The Mortgage Corner
The spread between the 2-year note and the 10-year narrowed 4 basis points to 0.16 percentage point on Monday, its flattest levels since July 2007, according to MarketWatch. The 10-year Treasury yield dropped back below 3 percent, to 2.93 percent for the first time in one year, lowering mortgage rates as well.
This is unheard of in a fully employed economy currently growing at 3 percent. Longer term rates should be rising, if there was a rising demand for longer term credit transactions, such a mortgages. So it’s a danger signal that all may not be well in the financial markets. There is the perception, at least, that worldwide growth is slowing. The stock market has become increasingly jittery with huge moves daily, trade wars are in full bloom, and Russia (Ukraine) and North Korea (new missile sites) are acting up again.
Hence investors would rather hold US bonds than stocks at the moment.
A major reason for slower worldwide growth could also be the shrinking volume of US dollars in circulation. The Federal Reserve has been selling its $4 trillion hoard of securities back into the private sector that was part of its Quantitative Easing program, thus reducing the amount of US dollars in circulation. This is while it is still the world’s reserve currency that is used in a majority of cross-border transactions.

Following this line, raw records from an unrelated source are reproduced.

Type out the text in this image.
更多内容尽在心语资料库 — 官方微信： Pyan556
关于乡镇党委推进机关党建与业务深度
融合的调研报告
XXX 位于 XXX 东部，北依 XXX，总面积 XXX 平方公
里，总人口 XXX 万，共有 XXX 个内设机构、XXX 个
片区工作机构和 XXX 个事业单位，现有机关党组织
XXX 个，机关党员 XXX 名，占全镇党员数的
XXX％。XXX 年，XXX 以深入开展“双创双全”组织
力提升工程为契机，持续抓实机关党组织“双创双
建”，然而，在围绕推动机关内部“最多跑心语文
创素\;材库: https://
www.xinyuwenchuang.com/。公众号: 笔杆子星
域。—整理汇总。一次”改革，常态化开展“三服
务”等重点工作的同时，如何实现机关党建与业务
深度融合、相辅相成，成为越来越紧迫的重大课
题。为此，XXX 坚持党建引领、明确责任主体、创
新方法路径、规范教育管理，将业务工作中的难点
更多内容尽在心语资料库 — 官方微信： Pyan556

The current Federal Reserve is another culprit for the inverted curve because it is pushing short term rates higher than is necessary. Its benchmark overnight rate has risen to 2.25 percent, its eighth raise since 2015, and now 2 percent above its post-recession lows, thus increasing the cost of consumer borrowing. Yet inflation is barely rising, which should be a reason not to raise rates, since it is another indication that a majority of consumers aren’t flush with cash. Not when the median income of households has barely budged since the 1980s, after inflation.

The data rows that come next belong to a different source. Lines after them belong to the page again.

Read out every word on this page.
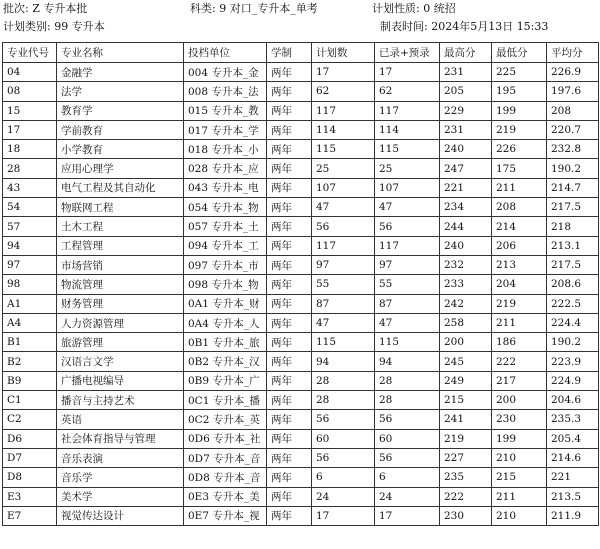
批次: Z 专升本批	科类: 9 对口_专升本_单考	计划性质: 0 统招
计划类别: 99 专升本	制表时间: 2024年5月13日 15:33
专业代号	专业名称	投档单位	学制	计划数	已录+预录	最高分	最低分	平均分
04	金融学	004 专升本_金	两年	17	17	231	225	226.9
08	法学	008 专升本_法	两年	62	62	205	195	197.6
15	教育学	015 专升本_教	两年	117	117	229	199	208
17	学前教育	017 专升本_学	两年	114	114	231	219	220.7
18	小学教育	018 专升本_小	两年	115	115	240	226	232.8
28	应用心理学	028 专升本_应	两年	25	25	247	175	190.2
43	电气工程及其自动化	043 专升本_电	两年	107	107	221	211	214.7
54	物联网工程	054 专升本_物	两年	47	47	234	208	217.5
57	土木工程	057 专升本_土	两年	56	56	244	214	218
94	工程管理	094 专升本_工	两年	117	117	240	206	213.1
97	市场营销	097 专升本_市	两年	97	97	232	213	217.5
98	物流管理	098 专升本_物	两年	55	55	233	204	208.6
A1	财务管理	0A1 专升本_财	两年	87	87	242	219	222.5
A4	人力资源管理	0A4 专升本_人	两年	47	47	258	211	224.4
B1	旅游管理	0B1 专升本_旅	两年	115	115	200	186	190.2
B2	汉语言文学	0B2 专升本_汉	两年	94	94	245	222	223.9
B9	广播电视编导	0B9 专升本_广	两年	28	28	249	217	224.9
C1	播音与主持艺术	0C1 专升本_播	两年	28	28	215	200	204.6
C2	英语	0C2 专升本_英	两年	56	56	241	230	235.3
D6	社会体育指导与管理	0D6 专升本_社	两年	60	60	219	199	205.4
D7	音乐表演	0D7 专升本_音	两年	56	56	227	210	214.6
D8	音乐学	0D8 专升本_音	两年	6	6	235	215	221
E3	美术学	0E3 专升本_美	两年	24	24	222	211	213.5
E7	视觉传达设计	0E7 专升本_视	两年	17	17	230	210	211.9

There is just not enough demand for goods and services, in other words, which is why inflation is tame. Then what’s causing the economic growth? Corporate profits are at record levels, and automation is speeding up labor productivity. So more is produced, but the income stream doesn’t trickle down to the majority of consumers in what has become a lower-paying service economy of mainly warehouse, restaurant (part of leisure and hospitality sector), healthcare, and retail workers that don’t earn enough money to warrant the Fed’s push for higher short term rates in anticipation that inflation may someday loom on the horizon.
But inflation ain’t happening, and doesn’t look like it will happen soon, unless what trickles down becomes a real income stream for the middle and lower income earners. There has to be greater access to jobs with fair pay, decent shelter, effective schools, and reliable health care, for starters.